The Formation and Features of Massive Vacuole Induced by Nutrient Deficiency in Human Embryonic Kidney Cells.

Background: Cellular vacuolization is a commonly observed phenomenon under physiological and pathological conditions. However, the mechanisms underlying vacuole formation remain largely unresolved.

Methods: LysoTracker Deep Red probes and Enhanced Green Fluorescent Protein-tagged light chain 3B (LC3B) plasmids were employed to differentiate the types of massive vacuoles.

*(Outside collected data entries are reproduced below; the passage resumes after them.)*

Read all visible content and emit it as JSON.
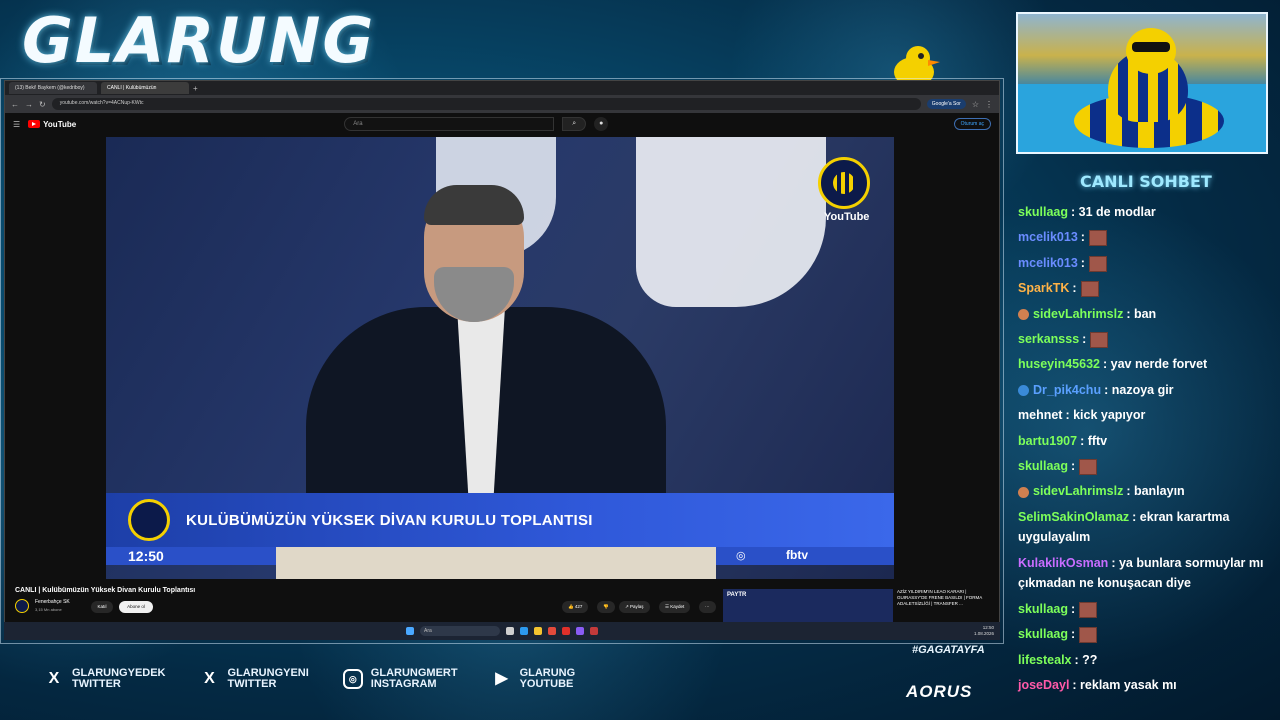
{
  "overlay": {
    "channel_logo": "GLARUNG",
    "hashtag": "#GAGATAYFA",
    "sponsor": "AORUS",
    "chat_title": "CANLI SOHBET",
    "socials": [
      {
        "icon": "x-icon",
        "line1": "GLARUNGYEDEK",
        "line2": "TWITTER"
      },
      {
        "icon": "x-icon",
        "line1": "GLARUNGYENI",
        "line2": "TWITTER"
      },
      {
        "icon": "instagram-icon",
        "line1": "GLARUNGMERT",
        "line2": "INSTAGRAM"
      },
      {
        "icon": "youtube-icon",
        "line1": "GLARUNG",
        "line2": "YOUTUBE"
      }
    ]
  },
  "browser": {
    "tabs": [
      "(13) Beki! Baykem (@kedriboy)",
      "CANLI | Kulübümüzün"
    ],
    "url": "youtube.com/watch?v=4ACNup-KWtc",
    "google_btn": "Google'a Sor"
  },
  "youtube": {
    "logo": "YouTube",
    "search_placeholder": "Ara",
    "signin": "Oturum aç",
    "video": {
      "watermark": "YouTube",
      "lower_third": "KULÜBÜMÜZÜN YÜKSEK DİVAN KURULU TOPLANTISI",
      "time": "12:50",
      "brand": "fbtv"
    },
    "title": "CANLI | Kulübümüzün Yüksek Divan Kurulu Toplantısı",
    "channel": "Fenerbahçe SK",
    "subs": "3,15 Mn abone",
    "join": "Katıl",
    "subscribe": "Abone ol",
    "likes": "427",
    "share": "Paylaş",
    "save": "Kaydet",
    "more": "···",
    "side_card": {
      "label": "PAYTR",
      "text": "AZİZ YILDIRIM'IN LEAO KARARI | GUIRASSY'DE FRENE BASILDI | FORMA ADALETSİZLİĞİ | TRANSFER ..."
    }
  },
  "taskbar": {
    "search": "Ara",
    "time": "12:50",
    "date": "1.08.2026"
  },
  "chat": [
    {
      "user": "skullaag",
      "color": "#7dff5a",
      "text": ": 31 de modlar",
      "emote": false,
      "badge": ""
    },
    {
      "user": "mcelik013",
      "color": "#6a8cff",
      "text": ":",
      "emote": true,
      "badge": ""
    },
    {
      "user": "mcelik013",
      "color": "#6a8cff",
      "text": ":",
      "emote": true,
      "badge": ""
    },
    {
      "user": "SparkTK",
      "color": "#ffb347",
      "text": ":",
      "emote": true,
      "badge": ""
    },
    {
      "user": "sidevLahrimslz",
      "color": "#7dff5a",
      "text": ": ban",
      "emote": false,
      "badge": "#d08050"
    },
    {
      "user": "serkansss",
      "color": "#7dff5a",
      "text": ":",
      "emote": true,
      "badge": ""
    },
    {
      "user": "huseyin45632",
      "color": "#7dff5a",
      "text": ": yav nerde forvet",
      "emote": false,
      "badge": ""
    },
    {
      "user": "Dr_pik4chu",
      "color": "#5aa0ff",
      "text": ": nazoya gir",
      "emote": false,
      "badge": "#3a8ad8"
    },
    {
      "user": "mehnet",
      "color": "#ffffff",
      "text": ": kick yapıyor",
      "emote": false,
      "badge": ""
    },
    {
      "user": "bartu1907",
      "color": "#7dff5a",
      "text": ": fftv",
      "emote": false,
      "badge": ""
    },
    {
      "user": "skullaag",
      "color": "#7dff5a",
      "text": ":",
      "emote": true,
      "badge": ""
    },
    {
      "user": "sidevLahrimslz",
      "color": "#7dff5a",
      "text": ": banlayın",
      "emote": false,
      "badge": "#d08050"
    },
    {
      "user": "SelimSakinOlamaz",
      "color": "#7dff5a",
      "text": ": ekran karartma uygulayalım",
      "emote": false,
      "badge": "",
      "wrap": true
    },
    {
      "user": "KulaklikOsman",
      "color": "#c86dff",
      "text": ": ya bunlara sormuylar mı çıkmadan ne konuşacan diye",
      "emote": false,
      "badge": "",
      "wrap": true
    },
    {
      "user": "skullaag",
      "color": "#7dff5a",
      "text": ":",
      "emote": true,
      "badge": ""
    },
    {
      "user": "skullaag",
      "color": "#7dff5a",
      "text": ":",
      "emote": true,
      "badge": ""
    },
    {
      "user": "lifestealx",
      "color": "#7dff5a",
      "text": ": ??",
      "emote": false,
      "badge": ""
    },
    {
      "user": "joseDayl",
      "color": "#ff5aa8",
      "text": ": reklam yasak mı",
      "emote": false,
      "badge": ""
    }
  ]
}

By confocal microscopy, lysosome-like massive vacuoles (LysoTracker Deep Red), autophagosome-like massive vacuoles (LC3B-enhanced green fluorescent protein (EGFP)), and autolysosome-like massive vacuoles (LC3B-EGFP LysoTracker Deep Red) in starved HEK293T cells were observed.

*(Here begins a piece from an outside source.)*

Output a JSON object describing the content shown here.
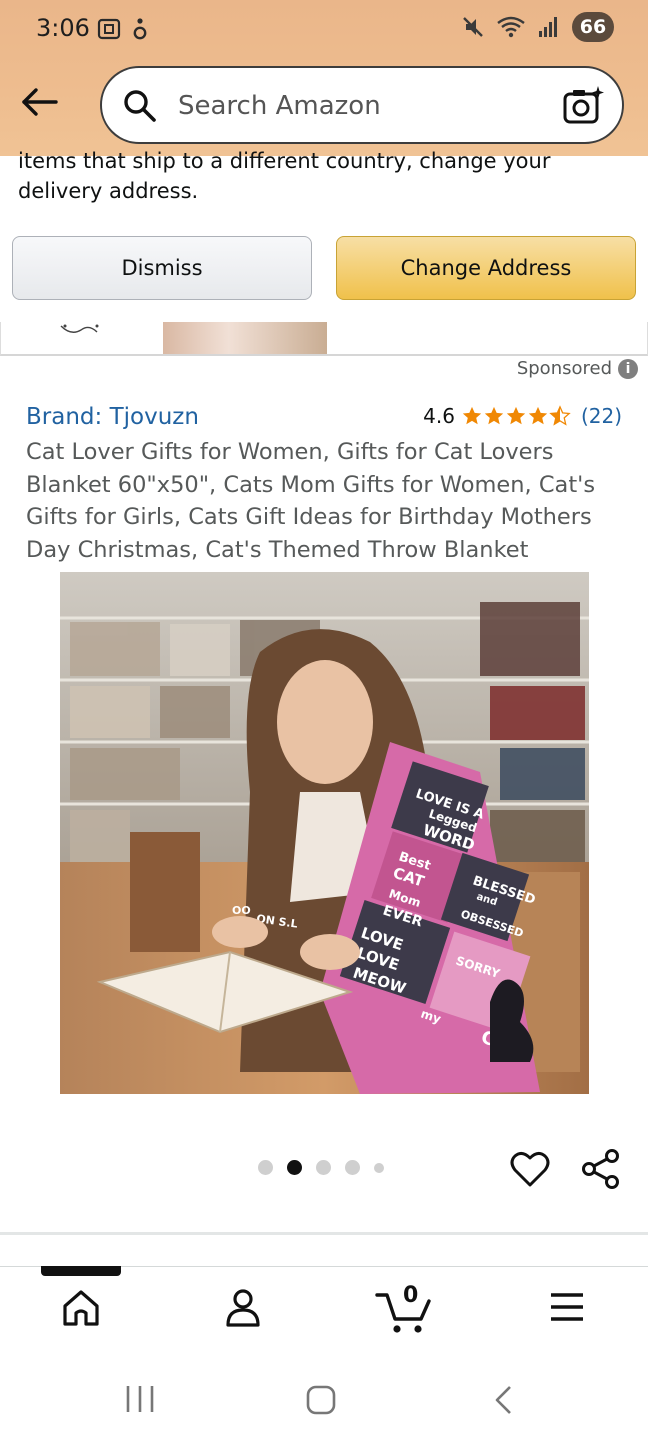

Results: In this study, we demonstrated that nutrient deficiency can induce the formation of massive vacuoles that appear highly electron-lucent in HEK293T cells. Additionally, these massive vacuoles, resulting from nutrient depletion, can originate from various organelles, including small vacuoles, autophagosomes, lysosomes, and autolysosomes. We found that massive vacuoles could form through two primary mechanisms: the accumulation of small vacuoles into larger vacuoles or the fusion of homogeneous or heterogeneous vacuoles. Further analysis revealed that the membranes of massive vacuoles, regardless of origin, were composed of a bilayer membrane structure. As the volume of the massive vacuoles increased, the cytoplasm and nucleus were displaced toward the periphery of the cells, leading to the formation of signet ring-like cells. Interestingly, we provided evidence that complete massive vacuoles or autophagosome-like massive vacuoles can be released and exist independently outside HEK293T cells.

Conclusions: Nutrient deprivation induces the formation of heterogeneous, massive vacuoles in human embryonic kidney cells, some of which contribute to the development of signet ring cells, while others lead to extracellular vacuole formation.